There is a massive revolution in health care that has been fueled by the profits made by pharmaceutical companies. The way that we treat disease will undergo an immense transmogrification as the many investments made in biotechnology and drug development result in new developments. Post-symptom intervention to try to forestall a life-threatening event is the preferred method of medical treatment today, however, earlier intervention to evaluate the inherited disease risks and periodically monitor those risks will be the mode (Goldberg 1993, 8). This will enable clinicians and family members to work together to manage the emerging risks and eradicate them before they become symptomatic.
The field of predictive genetics will aid in treating diseases like diabetes, cancer, schizophrenia, and heart disease pre-symptomatically (Stanton 2000, 153). The technology used for these treatments will likely be the most defining characteristic of this future therapeutic advancement.

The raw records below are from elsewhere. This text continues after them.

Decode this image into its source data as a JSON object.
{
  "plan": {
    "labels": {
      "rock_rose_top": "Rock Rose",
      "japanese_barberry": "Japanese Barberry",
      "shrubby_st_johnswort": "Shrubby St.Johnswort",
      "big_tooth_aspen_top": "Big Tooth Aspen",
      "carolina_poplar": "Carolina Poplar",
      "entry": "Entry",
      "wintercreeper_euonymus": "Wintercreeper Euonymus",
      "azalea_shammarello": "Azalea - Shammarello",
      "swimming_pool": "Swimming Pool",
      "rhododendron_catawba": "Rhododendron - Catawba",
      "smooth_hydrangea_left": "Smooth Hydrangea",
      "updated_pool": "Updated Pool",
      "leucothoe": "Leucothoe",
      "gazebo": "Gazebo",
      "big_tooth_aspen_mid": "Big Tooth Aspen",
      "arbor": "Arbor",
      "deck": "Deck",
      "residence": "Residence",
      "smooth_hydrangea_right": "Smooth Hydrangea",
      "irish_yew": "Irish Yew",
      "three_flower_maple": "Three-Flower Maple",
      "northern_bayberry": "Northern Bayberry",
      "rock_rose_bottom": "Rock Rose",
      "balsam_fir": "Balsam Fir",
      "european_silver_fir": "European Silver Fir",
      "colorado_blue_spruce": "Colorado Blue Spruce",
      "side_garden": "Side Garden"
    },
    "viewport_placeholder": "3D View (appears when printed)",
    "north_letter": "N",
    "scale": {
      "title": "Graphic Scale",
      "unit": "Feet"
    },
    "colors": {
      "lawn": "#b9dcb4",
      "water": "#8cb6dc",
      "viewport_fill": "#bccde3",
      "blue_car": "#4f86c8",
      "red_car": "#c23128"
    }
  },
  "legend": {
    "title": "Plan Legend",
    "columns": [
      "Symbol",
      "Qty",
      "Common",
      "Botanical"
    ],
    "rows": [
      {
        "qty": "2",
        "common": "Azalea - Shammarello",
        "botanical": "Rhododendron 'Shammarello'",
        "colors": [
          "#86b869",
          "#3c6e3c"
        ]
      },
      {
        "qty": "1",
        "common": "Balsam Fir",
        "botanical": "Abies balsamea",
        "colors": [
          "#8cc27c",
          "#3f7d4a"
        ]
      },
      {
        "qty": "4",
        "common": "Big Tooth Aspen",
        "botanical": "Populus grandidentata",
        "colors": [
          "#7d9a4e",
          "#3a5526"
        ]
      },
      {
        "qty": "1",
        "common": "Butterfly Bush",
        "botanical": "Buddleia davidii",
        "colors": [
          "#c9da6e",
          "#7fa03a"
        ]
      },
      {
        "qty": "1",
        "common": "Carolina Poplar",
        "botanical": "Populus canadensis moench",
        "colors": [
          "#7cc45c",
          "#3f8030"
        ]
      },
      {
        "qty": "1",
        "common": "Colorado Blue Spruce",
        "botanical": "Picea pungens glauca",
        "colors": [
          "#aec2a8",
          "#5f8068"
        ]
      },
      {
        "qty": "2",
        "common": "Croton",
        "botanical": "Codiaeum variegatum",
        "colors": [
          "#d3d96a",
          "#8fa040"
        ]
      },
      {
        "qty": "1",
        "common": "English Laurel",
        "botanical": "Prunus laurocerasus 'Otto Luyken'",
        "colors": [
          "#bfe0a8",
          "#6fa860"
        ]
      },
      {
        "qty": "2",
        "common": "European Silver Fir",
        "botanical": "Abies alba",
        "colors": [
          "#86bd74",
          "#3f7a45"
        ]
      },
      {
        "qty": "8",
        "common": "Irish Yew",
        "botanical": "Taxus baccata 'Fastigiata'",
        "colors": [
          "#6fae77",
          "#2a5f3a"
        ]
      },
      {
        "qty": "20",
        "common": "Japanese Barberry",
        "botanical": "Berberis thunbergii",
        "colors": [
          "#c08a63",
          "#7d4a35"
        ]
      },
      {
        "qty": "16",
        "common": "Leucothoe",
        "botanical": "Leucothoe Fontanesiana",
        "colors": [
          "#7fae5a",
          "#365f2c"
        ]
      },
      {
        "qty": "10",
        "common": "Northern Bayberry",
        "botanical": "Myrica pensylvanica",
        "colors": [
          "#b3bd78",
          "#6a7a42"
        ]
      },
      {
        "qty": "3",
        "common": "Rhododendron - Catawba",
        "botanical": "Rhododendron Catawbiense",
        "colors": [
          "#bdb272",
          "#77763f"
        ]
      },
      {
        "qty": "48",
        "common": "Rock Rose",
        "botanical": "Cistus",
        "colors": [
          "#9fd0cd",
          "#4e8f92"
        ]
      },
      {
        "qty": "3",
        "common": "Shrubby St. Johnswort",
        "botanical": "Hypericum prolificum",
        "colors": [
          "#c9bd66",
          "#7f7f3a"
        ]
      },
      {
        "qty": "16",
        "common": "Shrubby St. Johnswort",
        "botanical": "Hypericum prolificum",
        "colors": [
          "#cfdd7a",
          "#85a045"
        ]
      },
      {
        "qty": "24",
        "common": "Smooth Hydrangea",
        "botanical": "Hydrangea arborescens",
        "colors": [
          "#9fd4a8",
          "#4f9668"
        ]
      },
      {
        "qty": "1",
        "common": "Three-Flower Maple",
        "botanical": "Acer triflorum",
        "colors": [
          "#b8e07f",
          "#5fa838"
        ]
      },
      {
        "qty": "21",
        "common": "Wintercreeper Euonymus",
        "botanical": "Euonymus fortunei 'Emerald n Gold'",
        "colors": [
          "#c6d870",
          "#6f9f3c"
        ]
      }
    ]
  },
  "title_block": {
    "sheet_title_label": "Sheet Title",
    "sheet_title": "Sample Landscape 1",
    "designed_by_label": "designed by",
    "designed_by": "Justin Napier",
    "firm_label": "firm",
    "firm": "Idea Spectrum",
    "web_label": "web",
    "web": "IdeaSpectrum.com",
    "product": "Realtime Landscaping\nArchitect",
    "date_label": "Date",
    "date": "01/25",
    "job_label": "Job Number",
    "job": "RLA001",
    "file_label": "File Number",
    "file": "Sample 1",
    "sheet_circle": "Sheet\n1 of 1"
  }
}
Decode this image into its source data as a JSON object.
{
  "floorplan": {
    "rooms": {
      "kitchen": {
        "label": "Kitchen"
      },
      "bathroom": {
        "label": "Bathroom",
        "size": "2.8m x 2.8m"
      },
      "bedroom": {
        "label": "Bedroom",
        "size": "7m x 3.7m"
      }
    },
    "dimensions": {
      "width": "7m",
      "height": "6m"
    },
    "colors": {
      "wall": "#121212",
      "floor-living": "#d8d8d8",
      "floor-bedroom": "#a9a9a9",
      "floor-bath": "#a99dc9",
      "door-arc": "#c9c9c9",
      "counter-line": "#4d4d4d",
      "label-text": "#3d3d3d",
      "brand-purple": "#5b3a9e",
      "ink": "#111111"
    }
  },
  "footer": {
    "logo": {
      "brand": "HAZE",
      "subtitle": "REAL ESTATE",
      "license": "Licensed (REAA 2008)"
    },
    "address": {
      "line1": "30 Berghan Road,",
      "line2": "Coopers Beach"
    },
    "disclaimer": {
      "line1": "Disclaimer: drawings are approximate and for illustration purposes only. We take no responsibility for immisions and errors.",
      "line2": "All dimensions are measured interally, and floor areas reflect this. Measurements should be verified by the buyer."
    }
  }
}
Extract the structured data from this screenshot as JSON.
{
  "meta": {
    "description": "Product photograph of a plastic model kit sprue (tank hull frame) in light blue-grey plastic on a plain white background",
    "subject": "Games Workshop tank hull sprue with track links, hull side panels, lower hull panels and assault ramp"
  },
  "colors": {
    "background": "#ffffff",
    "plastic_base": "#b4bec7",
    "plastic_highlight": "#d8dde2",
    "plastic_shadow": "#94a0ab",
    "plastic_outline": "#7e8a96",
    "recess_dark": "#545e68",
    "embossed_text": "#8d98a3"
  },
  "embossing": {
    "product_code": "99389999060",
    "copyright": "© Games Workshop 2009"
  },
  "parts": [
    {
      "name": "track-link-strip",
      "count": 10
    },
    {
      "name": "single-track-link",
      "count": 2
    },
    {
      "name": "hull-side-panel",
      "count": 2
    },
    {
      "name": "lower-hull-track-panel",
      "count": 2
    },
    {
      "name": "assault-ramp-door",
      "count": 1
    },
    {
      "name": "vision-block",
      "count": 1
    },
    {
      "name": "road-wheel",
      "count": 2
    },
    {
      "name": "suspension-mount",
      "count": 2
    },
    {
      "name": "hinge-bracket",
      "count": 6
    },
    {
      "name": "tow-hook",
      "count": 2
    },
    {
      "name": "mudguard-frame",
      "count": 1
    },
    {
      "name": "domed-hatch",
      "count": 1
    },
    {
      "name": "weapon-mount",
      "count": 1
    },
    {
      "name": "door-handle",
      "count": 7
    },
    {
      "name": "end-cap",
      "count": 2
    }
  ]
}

Development of the technology and treatments necessary to achieve these advances are going to require continuous investment in pharmaceutical research. With the imposition of price controls on all drugs, which will ultimately cap current profits and limit prices and patent life for future drugs, we will undoubtedly save money today, but at the expense of future cures.
The direct decline in medical innovation due to price controls can be thoroughly explained through competition effects from generic producers and managed-care groups, as well as the effect of historical price control efforts in foreign countries on drug development. The unfeasibility of price controls based on problems incurred in governmental regulation of ethical standards in private research and the effect that proposed price control has had on drug development can also serve as viable reasons for opposing profit regulation.
In outlining the possible consequences of a stringent price control policy, it was delineated that price controls will cripple innovation and R&D, thereby delaying the realization of a disease-free society. Taking the commonly proposed price-control scheme, limiting price increases to the inflation rate plus one percent would yield $1.2 billion a year in savings, or less than 75 cents a prescription (Stanton 2000, 154). The goal for price control advocates will be to explain how to limit prices while simultaneously preserving the capital markets and entrepreneurship within pharmaceutical companies that have resulted in countless life-saving innovations.
Goldberg, Robert M. 1993. "Pharmaceutical Price Controls: Saving Money Today or Lives Tomorrow?," Institute for Policy Innovation Journal 17:1-13.
Levy, Richard and Menander, Kerstin. 1992. Research in the Pharmaceutical Industry: Major Contributions to Biomedical Science and Implications for Public Policy, 49-58. Washington: National Pharmaceutical Council Press.
Michaels, David and Wagner, Wendy. 2004. "Equal Treatment for Regulatory Science: Extending the Controls Governing the Quality of Public Research to Private Research," American Journal of Law and Medicine 30:119-129.
Stanton, Jerry. 2000. "Lesson for the United States from Foreign Price Controls on Pharmaceuticals," Conneticut Journal of International Law 16: 149-157.